Big D, she says, is a great place to be a female banker. “This is Dallas, where women like Annette Strauss and Laura Miller were mayors and role models,” she adds. It was the female mentors in Wellborn’s own life who taught her that femininity has a place in the business world, as does a certain amount of imperfection.
She considers herself a “servant leader” to her employees. It’s her job, Wellborn says, to help others get their jobs done: “I am happiest taking someone with an incredible amount of raw talent and helping them succeed.”
In The Sweet Spot
Gibson, 49, is a top executive at the world’s largest financial services company, with a territory stretching from Texas through Chicago and covering more than 30,000 customers—but she doesn’t carry checks. Instead, she moves money with her cellphone.
Utilizing an integrated mobile money transfer service called Citi Obopay, Gibson moves funds through her phone from her checking account to in-laws, say, or to reimburse a friend for lunch. Obopay is one of the latest tech tools from the Citi folks who were among the first to bring us ATMs (early 1970s), 24-hour ATMs (late ’70s), and click-to-pay credit cards.
Gibson, president of commercial banking in the Central U.S. Region for Citibank, loves keeping ahead of the tech curve and thriving in the sweet spot of growth: Texas. With its central location, great transportation, and low costs of living and labor, she says, the Lone Star State has surpassed California as the nation’s No. 1 exporting state with diversified exports, from goods to services.
And, with the rising tide of international business conducted in North Texas on a daily basis, Gibson sees the ca-ching that growth can bring to Citibank. Never mind what you’ve read in the media about 9,000 job cuts at Citibank, she says; in Texas, under the leadership of Gibson and her colleagues, the bank is hiring and has hundreds of jobs available.

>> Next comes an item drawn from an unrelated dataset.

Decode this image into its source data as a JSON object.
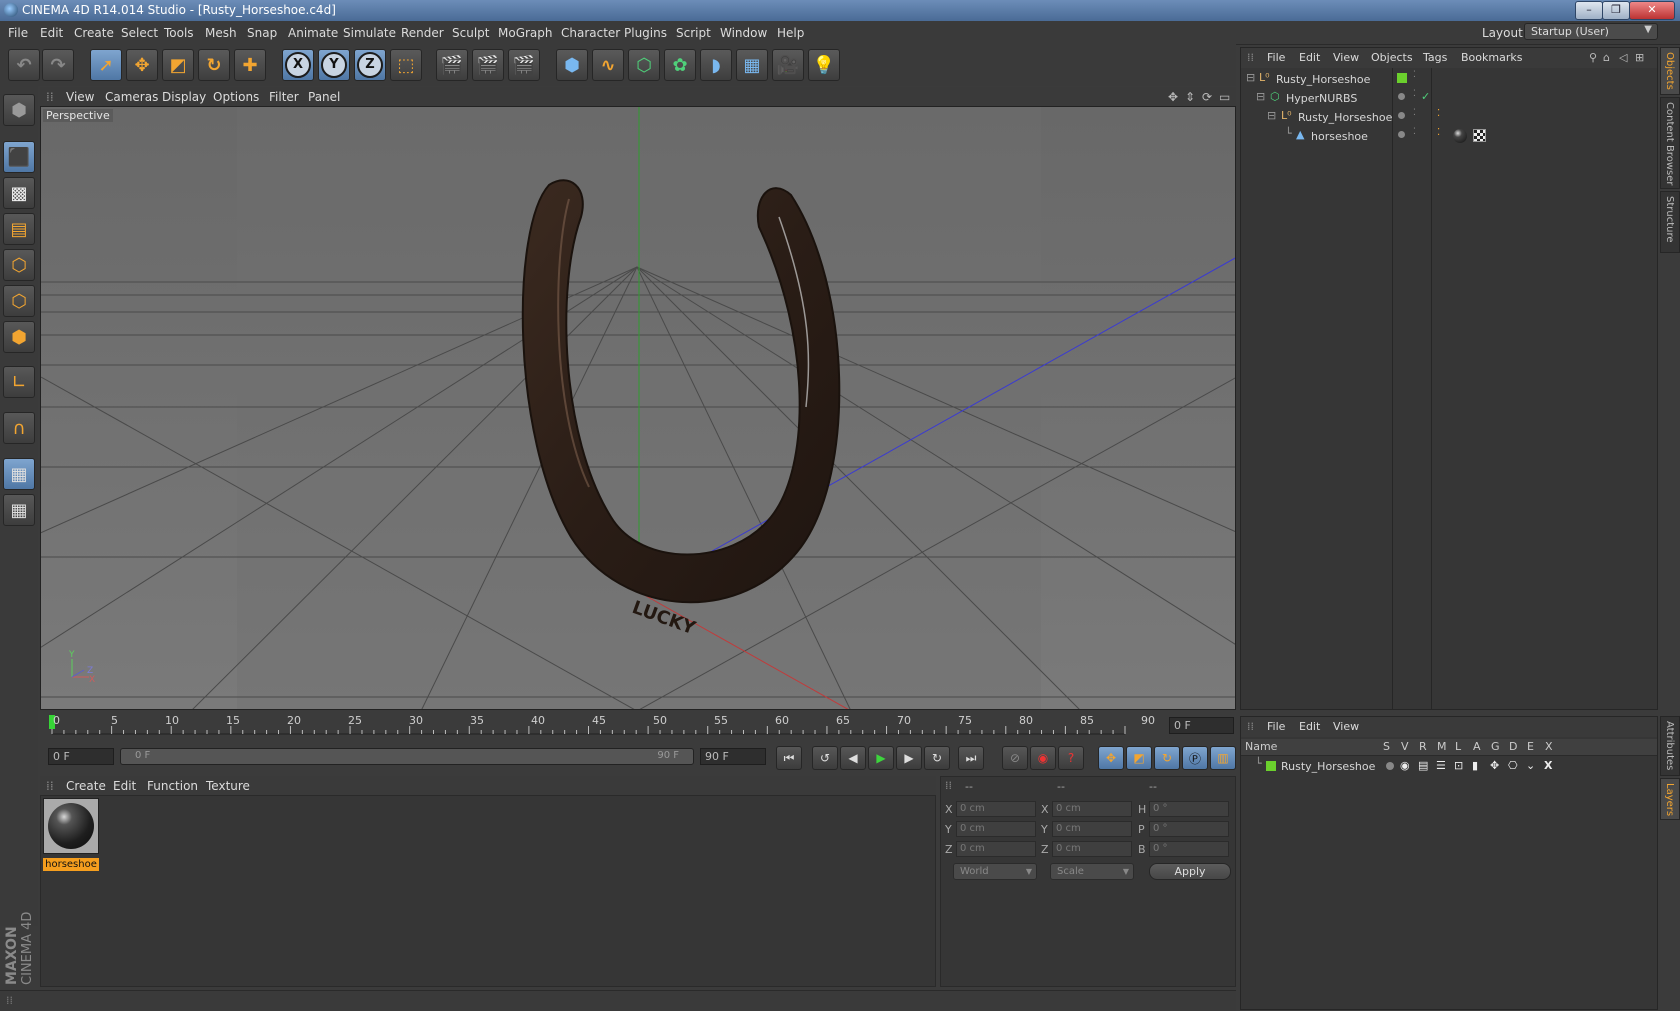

Gibson may be in the best place to weather the nation’s economic storm, but the A&M graduate has her challenges managing 300 employees. Opportunity is worldwide; she needs to attract, train, and retain the talent to help a depositor figure out how to expand his business in China, for example.
The role of a leader, Gibson says, is not to tell experienced people what they need to be doing to instigate that growth, but to remove the barriers that get in their way. “I surround myself with good leaders,” she says. “They tell me they want to engage with someone who is getting things done.”

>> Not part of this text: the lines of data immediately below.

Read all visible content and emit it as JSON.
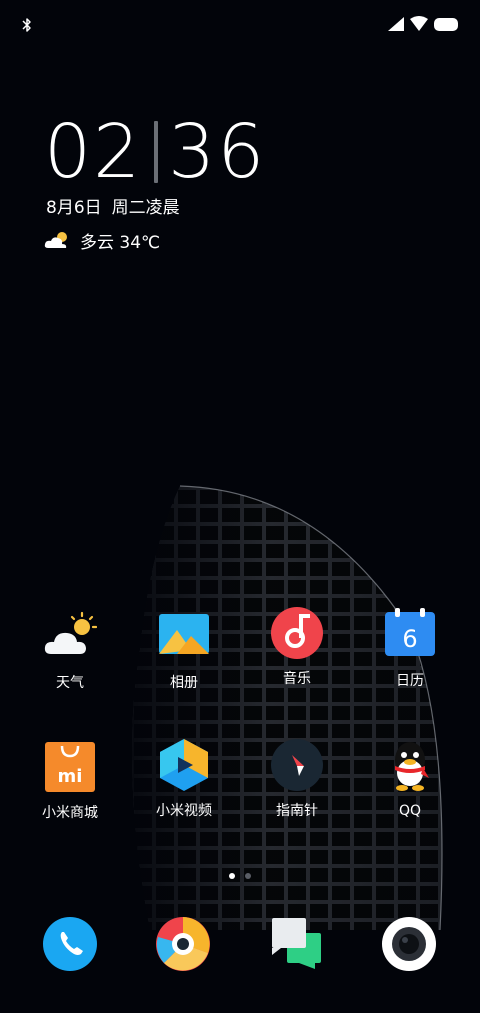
{
  "status_bar": {
    "icons": [
      "bluetooth-icon",
      "signal-icon",
      "wifi-icon",
      "battery-icon"
    ]
  },
  "clock": {
    "hours": "02",
    "minutes": "36"
  },
  "date": {
    "day": "8月6日",
    "weekday": "周二凌晨"
  },
  "weather": {
    "icon": "partly-cloudy-icon",
    "text": "多云 34℃"
  },
  "apps_row1": [
    {
      "label": "天气",
      "icon": "weather-icon"
    },
    {
      "label": "相册",
      "icon": "gallery-icon"
    },
    {
      "label": "音乐",
      "icon": "music-icon"
    },
    {
      "label": "日历",
      "icon": "calendar-icon",
      "badge": "6"
    }
  ],
  "apps_row2": [
    {
      "label": "小米商城",
      "icon": "mi-store-icon",
      "badge": "mi"
    },
    {
      "label": "小米视频",
      "icon": "mi-video-icon"
    },
    {
      "label": "指南针",
      "icon": "compass-icon"
    },
    {
      "label": "QQ",
      "icon": "qq-icon"
    }
  ],
  "page_indicator": {
    "pages": 2,
    "current": 1
  },
  "dock": [
    {
      "icon": "phone-icon"
    },
    {
      "icon": "browser-icon"
    },
    {
      "icon": "messages-icon"
    },
    {
      "icon": "camera-icon"
    }
  ],
  "colors": {
    "background": "#02040a",
    "phone": "#1aa7f2",
    "music": "#f0444b",
    "calendar": "#2e8cf2",
    "mi_store": "#f58a2b",
    "messages": "#2ecf85"
  }
}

Gibson’s best feedback, though, comes from her team when they tell her, “You get it.” After more than 25 years in commercial and corporate banking and asset management, Gibson should “get it.” She took her knocks in the 1980s along with everyone else in the field, then survived the “bankers-will-be-extinct” phase, when on-line banking was the craze.
As a result, she passes on the lessons she’s absorbed from her mentors: Network building is vital, success is more than hard work, don’t expect people to notice your achievements—and ditch the checkbook.